ICE cotton futures fall 1 pct ahead of USDA report

June 11 (Reuters) - ICE cotton futures fell 1 percent on Monday, as the market awaited a monthly crop supply and demand report from the U.S. Department of Agriculture (USDA).

* The most active cotton contract on ICE Futures U.S., the

third-month December contract , settled down 0.92

cent, or 0.99 percent, at 91.68 cents per lb. It traded within a range of 91.52 and 93.5 cents a lb.

* The USDA's World Agricultural Supply and Demand Estimates (WASDE) report is due on Tuesday.

* "This is a day before the WASDE report. This kind of volatility is not uncommon. People are trying to get covered, adjusted and balanced before the report," said Louis Rose, director of research and analytics at Tennessee-based Rose Commodity.

* "The U.S. production is probably a little lower than most people think. It won't be burned to the ground but it will be a little lower (in the WASDE report) ... I think the USDA will pare back world production."

* Market participants are keeping a close watch on rain in Texas, the major cotton-growing region in the United States.

* "They had some rain in Texas in the last 10 days but they need a lot of rain, especially to the south and west of Lubbock. That area is not the highest producing area in terms of per acre yield but they have a lot of acres so its a big production area," Rose said.

* Speculators slightly raised a bullish stance in cotton to 111,621 contracts on ICE Futures U.S., the highest since late January, in the week to June 5, U.S. Commodity Futures Trading Commission data showed on Friday.

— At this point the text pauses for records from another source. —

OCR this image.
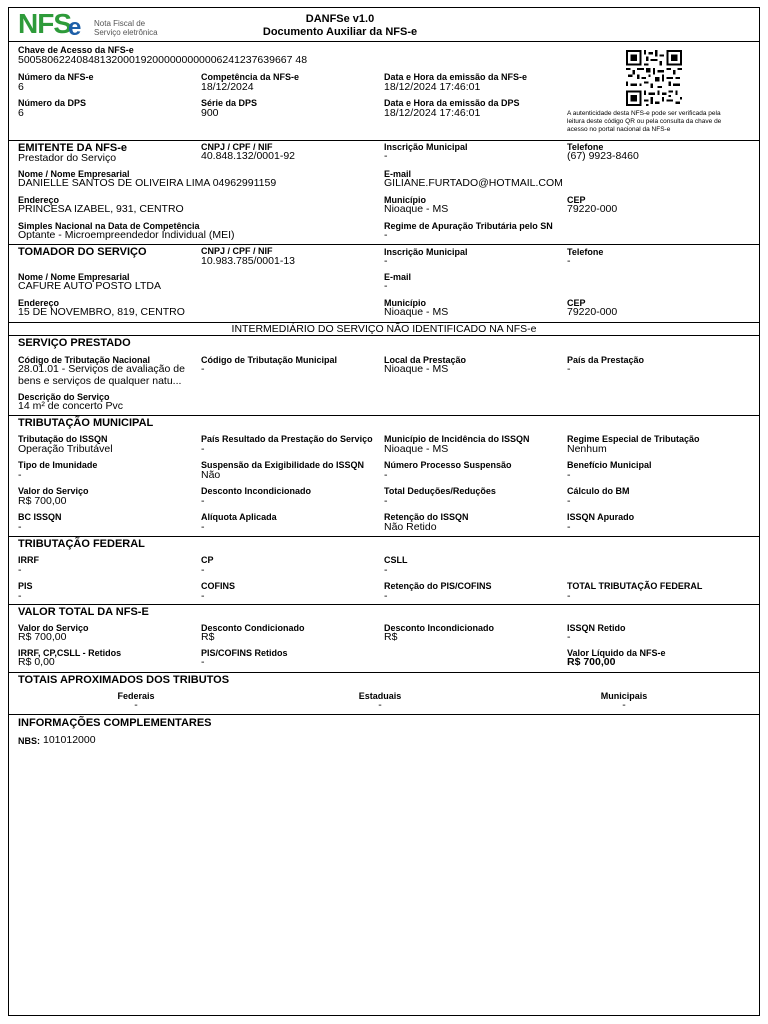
NFS
e Nota Fiscal de
Serviço eletrônica
DANFSe v1.0
Documento Auxiliar da NFS-e
Chave de Acesso da NFS-e
50058062240848132000192000000000006241237639667 48
Número da NFS-e
6
Competência da NFS-e
18/12/2024
Data e Hora da emissão da NFS-e
18/12/2024 17:46:01
Número da DPS
6
Série da DPS
900
Data e Hora da emissão da DPS
18/12/2024 17:46:01	A autenticidade desta NFS-e pode ser verificada pela leitura deste código QR ou pela consulta da chave de acesso no portal nacional da NFS-e
EMITENTE DA NFS-e
Prestador do Serviço
CNPJ / CPF / NIF
40.848.132/0001-92
Inscrição Municipal
-
Telefone
(67) 9923-8460
Nome / Nome Empresarial
DANIELLE SANTOS DE OLIVEIRA LIMA 04962991159
E-mail
GILIANE.FURTADO@HOTMAIL.COM
Endereço
PRINCESA IZABEL, 931, CENTRO
Município
Nioaque - MS
CEP
79220-000
Simples Nacional na Data de Competência
Optante - Microempreendedor Individual (MEI)
Regime de Apuração Tributária pelo SN
-
TOMADOR DO SERVIÇO	CNPJ / CPF / NIF
10.983.785/0001-13
Inscrição Municipal
-
Telefone
-
Nome / Nome Empresarial
CAFURE AUTO POSTO LTDA
E-mail
-
Endereço
15 DE NOVEMBRO, 819, CENTRO
Município
Nioaque - MS
CEP
79220-000
INTERMEDIÁRIO DO SERVIÇO NÃO IDENTIFICADO NA NFS-e
SERVIÇO PRESTADO
Código de Tributação Nacional
28.01.01 - Serviços de avaliação de
bens e serviços de qualquer natu...
Código de Tributação Municipal
-
Local da Prestação
Nioaque - MS
País da Prestação
-
Descrição do Serviço
14 m² de concerto Pvc
TRIBUTAÇÃO MUNICIPAL
Tributação do ISSQN
Operação Tributável
País Resultado da Prestação do Serviço
-
Município de Incidência do ISSQN
Nioaque - MS
Regime Especial de Tributação
Nenhum
Tipo de Imunidade
-
Suspensão da Exigibilidade do ISSQN
Não
Número Processo Suspensão
-
Benefício Municipal
-
Valor do Serviço
R$ 700,00
Desconto Incondicionado
-
Total Deduções/Reduções
-
Cálculo do BM
-
BC ISSQN
-
Alíquota Aplicada
-
Retenção do ISSQN
Não Retido
ISSQN Apurado
-
TRIBUTAÇÃO FEDERAL
IRRF
-
CP
-
CSLL
-
PIS
-
COFINS
-
Retenção do PIS/COFINS
-
TOTAL TRIBUTAÇÃO FEDERAL
-
VALOR TOTAL DA NFS-E
Valor do Serviço
R$ 700,00
Desconto Condicionado
R$
Desconto Incondicionado
R$
ISSQN Retido
-
IRRF, CP,CSLL - Retidos
R$ 0,00
PIS/COFINS Retidos
-
Valor Líquido da NFS-e
R$ 700,00
TOTAIS APROXIMADOS DOS TRIBUTOS
Federais
-
Estaduais
-
Municipais
-
INFORMAÇÕES COMPLEMENTARES
NBS: 101012000
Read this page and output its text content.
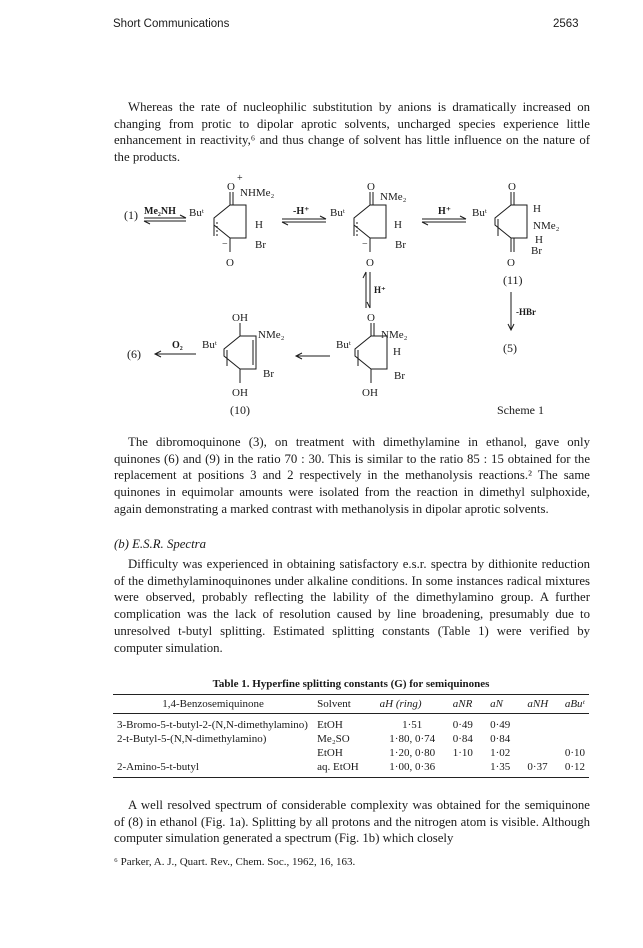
Short Communications	2563

Whereas the rate of nucleophilic substitution by anions is dramatically increased on changing from protic to dipolar aprotic solvents, uncharged species experience little enhancement in reactivity,⁶ and thus change of solvent has little influence on the nature of the products.

(1) Me₂NH
O
+
NHMe₂
Buᵗ
H
Br
−
O
-H⁺
O
NMe₂
Buᵗ
H
Br
−
O
H⁺
O
H
NMe₂
H
Br
Buᵗ
O
(11)
-HBr
(5)
H⁺
O
NMe₂
Buᵗ
H
Br
OH
OH
NMe₂
Buᵗ
Br
OH
(10)
O₂
(6)
Scheme 1

The dibromoquinone (3), on treatment with dimethylamine in ethanol, gave only quinones (6) and (9) in the ratio 70 : 30. This is similar to the ratio 85 : 15 obtained for the replacement at positions 3 and 2 respectively in the methanolysis reactions.² The same quinones in equimolar amounts were isolated from the reaction in dimethyl sulphoxide, again demonstrating a marked contrast with methanolysis in dipolar aprotic solvents.

(b) E.S.R. Spectra

Difficulty was experienced in obtaining satisfactory e.s.r. spectra by dithionite reduction of the dimethylaminoquinones under alkaline conditions. In some instances radical mixtures were observed, probably reflecting the lability of the dimethylamino group. A further complication was the lack of resolution caused by line broadening, presumably due to unresolved t-butyl splitting. Estimated splitting constants (Table 1) were verified by computer simulation.

Table 1. Hyperfine splitting constants (G) for semiquinones
1,4-Benzosemiquinone	Solvent	aH (ring)	aNR	aN	aNH	aBuᵗ
3-Bromo-5-t-butyl-2-(N,N-dimethylamino)	EtOH	1·51	0·49	0·49		
2-t-Butyl-5-(N,N-dimethylamino)	Me₂SO	1·80, 0·74	0·84	0·84		
	EtOH	1·20, 0·80	1·10	1·02		0·10
2-Amino-5-t-butyl	aq. EtOH	1·00, 0·36		1·35	0·37	0·12

A well resolved spectrum of considerable complexity was obtained for the semiquinone of (8) in ethanol (Fig. 1a). Splitting by all protons and the nitrogen atom is visible. Although computer simulation generated a spectrum (Fig. 1b) which closely

⁶ Parker, A. J., Quart. Rev., Chem. Soc., 1962, 16, 163.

* Elsewhere, India's 2018/19 cotton production is forecast at 28.7 million, as per a report issued by a U.S. Department of Agriculture attache in India.

* Total futures market volume fell by 17,089 to 55,282 lots. Data showed total open interest fell 4,733 to 317,362 contracts in the previous session.

* Certificated cotton stocks deliverable as of June 8 totaled 78,384 480-lb bales, up from 78,377 in the previous session.